The controversy isn’t so much around what’s in the pack, but what’s on it. The packaging comes complete with a label depicting a leaf and the words ‘plant based’. But here’s the kicker: on closer inspection, it becomes apparent the product also includes a slice of cheese (and we’re not talking a coconut-based alternative).

It’s a problematic claim given that the term ’plant-based’ has become near synonymous with ‘suitable for vegans’. Tesco’s director of plant-based innovation Derek Sarno is staunchly vegan and includes no animal products in his Wicked Kitchen line. Plant Based News is a news platform that promotes all things vegan, and steers well clear of any endorsement of meat, eggs or dairy. Brands such as Princes, Higgidy and Boursin also use their own ‘plant-based’ labels to describe entirely vegan products.

So it’s no surprise that many consumers see the two terms as interchangeable. An Instagram poll conducted by The Grocer revealed that 227 of the 740 respondents (31%) believed plant-based and vegan were synonymous. Only 14% believed the same could be said for ‘vegetarian’.

All of which has seen Rustlers’ vegetarian ’plant-based’ burger cause a stir. Some branded the leaf label misleading. Others went further. In a since deleted social media thread, one user accused the brand of greenwashing by jumping on the eco credentials of the vegan movement.

One disgruntled member of Facebook group Vegan Food UK even called the plant-based label on the Meatless Maverick burger ’dangerous’  –  specifically for people with allergies, who might pick up the product expecting a plant-based product to be dairy-free.

Rustlers hasn’t technically done anything wrong. The term ‘plant-based’ is unregulated in the UK, leaving it open to interpretation.

The brand says: ”The Meatless Maverick is certified vegetarian, which is communicated on the pack along with our description of Meatless Maverick as a ‘plant-based’ classic burger with cheese and our signature sauce.”

It’s a different story in the US, where the Plant Based Foods Association offers a ‘certified plant based’ seal only open to products that are entirely free from animal ingredients and vegan-friendly. “The most important thing to understand is that for PBFA, ‘plant-based’ means 100% free from animal ingredients,” it says. “We make no exceptions to this rule.”

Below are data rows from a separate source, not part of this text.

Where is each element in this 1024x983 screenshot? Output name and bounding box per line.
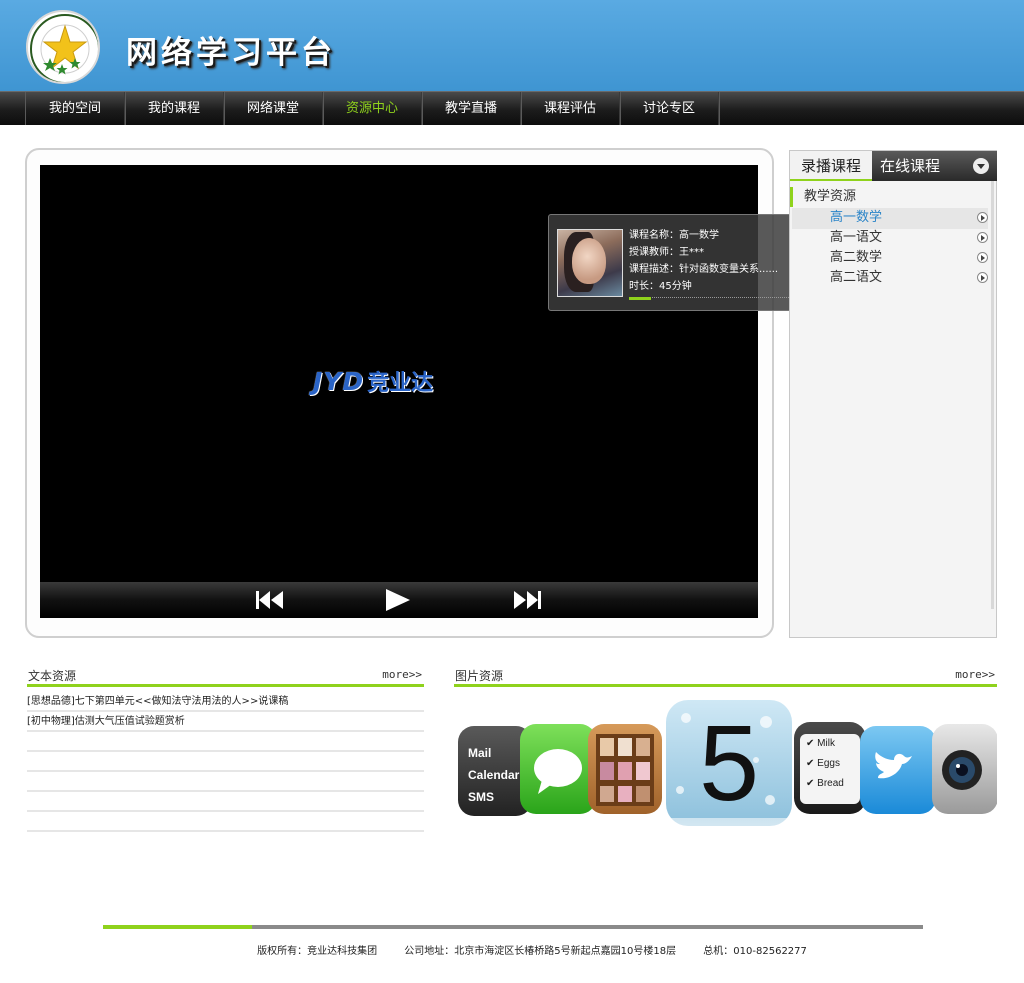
footer-info: 版权所有：竞业达科技集团 公司地址：北京市海淀区长椿桥路5号新起点嘉园10号楼1… — [0, 942, 1024, 957]
list-item[interactable]: [思想品德]七下第四单元<<做知法守法用法的人>>说课稿 — [27, 692, 424, 712]
tab-live-label: 在线课程 — [880, 157, 941, 175]
footer-address: 公司地址：北京市海淀区长椿桥路5号新起点嘉园10号楼18层 — [404, 946, 677, 957]
brand-logo-cn: 竞业达 — [367, 371, 434, 396]
section-title: 图片资源 — [455, 669, 504, 683]
nav-item-live-teaching[interactable]: 教学直播 — [422, 92, 521, 125]
course-item[interactable]: 高一数学 — [830, 208, 988, 228]
list-item[interactable]: [初中物理]估测大气压值试验题赏析 — [27, 712, 424, 732]
star-emblem-icon — [30, 14, 98, 82]
previous-icon[interactable] — [252, 588, 288, 612]
course-item-label: 高一语文 — [830, 230, 883, 245]
course-thumbnail — [557, 229, 623, 297]
info-desc: 针对函数变量关系...... — [679, 264, 779, 275]
info-duration: 45分钟 — [659, 281, 692, 292]
list-item — [27, 752, 424, 772]
nav-item-my-space[interactable]: 我的空间 — [26, 92, 125, 125]
reminder-item-3: Bread — [817, 778, 844, 789]
bookshelf-app-icon[interactable] — [588, 724, 662, 814]
info-duration-label: 时长： — [629, 281, 659, 292]
course-list-panel: 录播课程 在线课程 教学资源 高一数学 高一语文 高二数学 高二语文 — [789, 150, 997, 638]
info-name-label: 课程名称： — [629, 230, 679, 241]
course-item[interactable]: 高二语文 — [830, 268, 988, 288]
tab-live-courses[interactable]: 在线课程 — [872, 151, 997, 181]
brand-logo: JYD 竞业达 — [313, 365, 433, 397]
twitter-app-icon[interactable] — [860, 726, 936, 814]
reminder-item-1: Milk — [817, 738, 835, 749]
next-icon[interactable] — [509, 588, 545, 612]
chevron-down-icon[interactable] — [973, 158, 989, 174]
brand-logo-latin: JYD — [313, 366, 365, 396]
info-name: 高一数学 — [679, 230, 719, 241]
list-item — [27, 732, 424, 752]
list-item — [27, 812, 424, 832]
image-resources-header: 图片资源 more>> — [454, 663, 997, 687]
site-logo[interactable] — [26, 10, 100, 84]
course-item-label: 高二语文 — [830, 270, 883, 285]
course-info-text: 课程名称：高一数学 授课教师：王*** 课程描述：针对函数变量关系...... … — [629, 227, 778, 295]
reminder-item-2: Eggs — [817, 758, 840, 769]
more-link[interactable]: more>> — [955, 668, 995, 681]
chevron-right-icon[interactable] — [977, 272, 988, 283]
footer-phone: 总机：010-82562277 — [703, 946, 807, 957]
list-item — [27, 792, 424, 812]
nav-item-discussion[interactable]: 讨论专区 — [620, 92, 719, 125]
nav-item-online-classroom[interactable]: 网络课堂 — [224, 92, 323, 125]
info-teacher-label: 授课教师： — [629, 247, 679, 258]
tab-recorded-courses[interactable]: 录播课程 — [790, 151, 872, 181]
ios5-app-icon[interactable]: 5 — [666, 700, 792, 826]
mail-label: Mail — [468, 746, 492, 760]
more-link[interactable]: more>> — [382, 668, 422, 681]
info-progress-bar — [629, 297, 811, 300]
header-bar: 网络学习平台 — [0, 0, 1024, 91]
course-item-label: 高二数学 — [830, 250, 883, 265]
player-controls — [40, 582, 758, 618]
calendar-label: Calendar — [468, 768, 520, 782]
nav-item-my-courses[interactable]: 我的课程 — [125, 92, 224, 125]
chevron-right-icon[interactable] — [977, 252, 988, 263]
nav-item-course-evaluation[interactable]: 课程评估 — [521, 92, 620, 125]
footer-divider — [103, 925, 923, 929]
course-item-label: 高一数学 — [830, 210, 883, 225]
section-title: 文本资源 — [28, 669, 77, 683]
gallery-reflection — [454, 818, 997, 900]
site-title: 网络学习平台 — [126, 35, 336, 71]
text-resources-header: 文本资源 more>> — [27, 663, 424, 687]
reminders-app-icon[interactable]: ✔ Milk ✔ Eggs ✔ Bread — [794, 722, 866, 814]
info-desc-label: 课程描述： — [629, 264, 679, 275]
info-teacher: 王*** — [679, 247, 704, 258]
course-item[interactable]: 高一语文 — [830, 228, 988, 248]
camera-app-icon[interactable] — [932, 724, 997, 814]
chevron-right-icon[interactable] — [977, 232, 988, 243]
sms-label: SMS — [468, 790, 495, 804]
messages-app-icon[interactable] — [520, 724, 596, 814]
image-gallery[interactable]: Mail Calendar SMS 5 ✔ Milk ✔ Eggs ✔ Brea… — [454, 700, 997, 900]
main-nav: 我的空间 我的课程 网络课堂 资源中心 教学直播 课程评估 讨论专区 — [0, 91, 1024, 125]
nav-item-resource-center[interactable]: 资源中心 — [323, 92, 422, 125]
course-info-popup: 课程名称：高一数学 授课教师：王*** 课程描述：针对函数变量关系...... … — [548, 214, 814, 311]
panel-scrollbar[interactable] — [991, 181, 994, 609]
category-title: 教学资源 — [790, 187, 856, 207]
chevron-right-icon[interactable] — [977, 212, 988, 223]
play-icon[interactable] — [380, 588, 416, 612]
course-item[interactable]: 高二数学 — [830, 248, 988, 268]
footer-copyright: 版权所有：竞业达科技集团 — [257, 946, 378, 957]
list-item — [27, 772, 424, 792]
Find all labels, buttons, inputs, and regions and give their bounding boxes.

In fact, the difference for the PBFA is that vegan certifications could apply to non-food items, whereas it exclusively focuses on food products – specifically plant-based meat, egg and dairy alternatives.

The latest confusion over the Rustlers burger suggests it’s time for a more clear-cut definition in the UK, too. The simplest being that plant-based should equate to vegan. But in that case, it won’t leave any room for a cheese slice.